Circundando as Férias

 



Mais um dia de trabalho comum e normal. Heitor cansou de pensar. Sua mente divagava sobre o fim de semana. Estava perto das férias. Planejava ir com a família para um passeio na praia. Já tinha tudo escolhido: casa, número de dias, até as refeições.

Sentou-se à mesa do escritório. Sua faina era ordinária mas pagava bem. Fazia a mesma coisa todos os dias, era tudo automático. Não precisava planejar, como nas férias.

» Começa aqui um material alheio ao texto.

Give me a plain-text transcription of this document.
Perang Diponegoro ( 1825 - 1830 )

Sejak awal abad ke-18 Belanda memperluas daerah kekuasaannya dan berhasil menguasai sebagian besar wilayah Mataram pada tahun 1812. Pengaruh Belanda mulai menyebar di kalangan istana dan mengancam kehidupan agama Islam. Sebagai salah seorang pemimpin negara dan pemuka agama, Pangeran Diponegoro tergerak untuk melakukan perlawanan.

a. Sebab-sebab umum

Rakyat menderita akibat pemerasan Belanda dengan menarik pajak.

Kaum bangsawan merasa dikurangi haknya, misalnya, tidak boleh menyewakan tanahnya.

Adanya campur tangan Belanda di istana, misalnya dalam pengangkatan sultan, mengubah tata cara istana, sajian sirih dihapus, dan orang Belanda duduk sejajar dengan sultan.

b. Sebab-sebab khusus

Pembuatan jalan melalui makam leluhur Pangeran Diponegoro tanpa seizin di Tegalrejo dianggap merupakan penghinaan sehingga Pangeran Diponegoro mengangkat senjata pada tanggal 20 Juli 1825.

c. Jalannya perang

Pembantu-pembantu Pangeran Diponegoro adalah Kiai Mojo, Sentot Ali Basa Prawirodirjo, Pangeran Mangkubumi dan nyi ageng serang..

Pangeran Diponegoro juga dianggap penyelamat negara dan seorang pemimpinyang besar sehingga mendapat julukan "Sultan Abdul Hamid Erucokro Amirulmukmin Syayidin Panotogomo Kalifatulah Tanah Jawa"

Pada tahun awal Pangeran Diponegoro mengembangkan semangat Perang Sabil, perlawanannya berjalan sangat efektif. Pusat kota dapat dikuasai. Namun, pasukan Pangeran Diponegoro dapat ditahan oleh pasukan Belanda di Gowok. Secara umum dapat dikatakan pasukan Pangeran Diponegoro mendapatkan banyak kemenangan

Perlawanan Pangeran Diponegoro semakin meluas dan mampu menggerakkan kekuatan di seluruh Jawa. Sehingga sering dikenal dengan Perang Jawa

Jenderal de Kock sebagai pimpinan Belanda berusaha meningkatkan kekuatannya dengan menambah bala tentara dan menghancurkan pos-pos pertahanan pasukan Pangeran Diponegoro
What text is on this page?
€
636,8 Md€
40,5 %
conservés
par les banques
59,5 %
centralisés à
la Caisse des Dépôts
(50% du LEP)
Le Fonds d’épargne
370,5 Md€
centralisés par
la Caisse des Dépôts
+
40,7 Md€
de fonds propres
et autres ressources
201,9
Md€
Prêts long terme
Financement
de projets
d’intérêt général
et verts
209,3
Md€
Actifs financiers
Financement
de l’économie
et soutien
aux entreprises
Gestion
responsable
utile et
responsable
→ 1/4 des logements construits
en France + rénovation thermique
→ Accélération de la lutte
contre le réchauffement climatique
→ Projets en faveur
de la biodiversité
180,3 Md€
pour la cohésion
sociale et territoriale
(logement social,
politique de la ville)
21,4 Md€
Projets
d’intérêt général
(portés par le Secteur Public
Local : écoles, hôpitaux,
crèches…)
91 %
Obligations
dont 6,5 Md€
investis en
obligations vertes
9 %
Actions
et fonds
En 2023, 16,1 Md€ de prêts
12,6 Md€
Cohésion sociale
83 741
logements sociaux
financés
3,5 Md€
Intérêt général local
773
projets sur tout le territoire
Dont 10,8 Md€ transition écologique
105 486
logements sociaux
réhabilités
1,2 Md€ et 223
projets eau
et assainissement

O trabalho seguia num movimento peristáltico infindável.

Colado na cadeira, Heitor suava, mesmo com o ar condicionado no máximo. Empapuçado de um ano que já acabava. Ano ameaçador que, no fim, revelou-se como todos os outros, acabou rapidinho.

Trocava mensagens com sua esposa, animada. As crianças já estavam de folga. A vida familiar era uma beleza clichezenta e nostálgica. Até quando durariam os feriados, festinhas de aniversário e fins de semana casuais? Quanto tempo restaria até esse porta-retratos rachar e desbotar?

A dúvida sempre acompanhava Heitor. Sua vida parecia uma repetição de tudo o que já tinha visto nos outros. Conseguia pagar as contas, era casado, pai, tinha uma casa boa. Conquistou tudo o que havia almejado. Mas a dúvida sempre estava lá. E se? Mas se?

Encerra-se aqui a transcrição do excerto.